Maintenant qu’il était armé de sa nouvelle carte d’autobus, de son permis de courtier et de son nœud Windsor double, il était temps de passer aux choses sérieuses! Croyant ferme que la réussite laisse des indices, Anthony décide d’imiter les comportements et les meilleures pratiques des courtiers à succès de l’agence, y compris d’établir une zone géographique de prospection et d’organiser régulièrement des visites libres. Le seul obstacle se dressant devant lui était de faire tout cela en transport public avec une seule main. « Je me démenais dans l’autobus, en plein milieu du rude hiver néo-écossais, avec plusieurs affiches “Visite libre” à cadre de métal et des documents qui n’arrêtaient pas de me glisser de la main.
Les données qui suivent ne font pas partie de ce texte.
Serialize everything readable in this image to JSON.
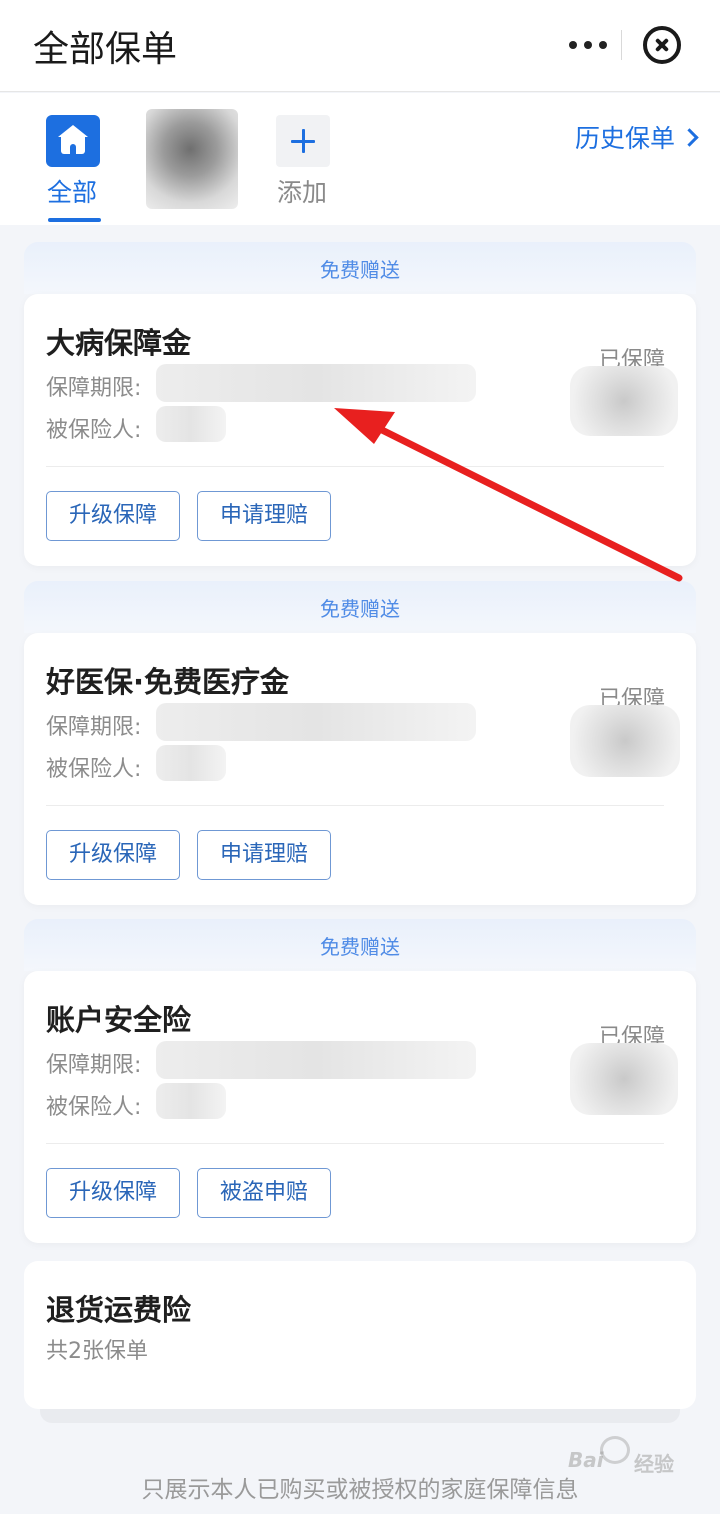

Pourtant, ça ne me dérangeait pas : j’étais prêt à tout pour réussir. » Vers la fin de sa première année en affaires, il a réussi l’examen requis et a réobtenu son permis de conduire.

Anthony avait atteint tous les objectifs qu’il s’était fixés, mais il sentait que quelque chose le retenait toujours.

« Chaque fois que je repensais à l’accident, j’étais envahi de nombreux sentiments négatifs à l’endroit du conducteur jusqu’à ce qu’un jour, je considère les choses de son point de vue. J’ai pensé à comment ça avait dû être terrible pour cet homme conduisant une minifourgonnette de lever les yeux pour soudain apercevoir un jeune homme atterrissant sur son capot. Ce jour-là, j’ai décidé de lui pardonner. Sur le coup, il avait quitté la scène de l’accident et, bien qu’il soit revenu tout de suite, je ne l’ai jamais rencontré et je ne crois pas que cela arrivera jamais. Aujourd’hui, je peux dire en toute certitude que je ne lui tiens aucunement rigueur. À partir de ce moment dans ma vie, j’ai évolué avec beaucoup plus de motivation et j’ai progressé tellement plus rapidement. » Cette année, Anthony s’est donné pour objectif d’avoir un revenu de 250 000 $. Il est marié avec Pam et coule des jours heureux avec elle et ses deux garçons, Max et Donnie.

« Au cours de mon rétablissement et du début plutôt difficile de ma carrière dans l’immobilier, j’ai appris qu’il n’y avait aucun moyen pour quelqu’un de connaître sa force jusqu’à ce qu’elle soit mise à l’épreuve », nous explique-t-il. Antony a su tirer parti de sa propre détermination et s’est appuyé sur l’aide de sa famille et du personnel médical, qui lui ont apporté soutien et conseils tout au long de son parcours vers une nouvelle normalité. Il se concentre sur ce qu’il peut contrôler et s’en fait peu avec le reste. En repensant au jour où il s’est lui-même enseigné à nouer sa cravate, il arrive à la conclusion suivante : « J’ai appris que l’échec n’est pas le contraire de la réussite; il est la voie vers la réussite ».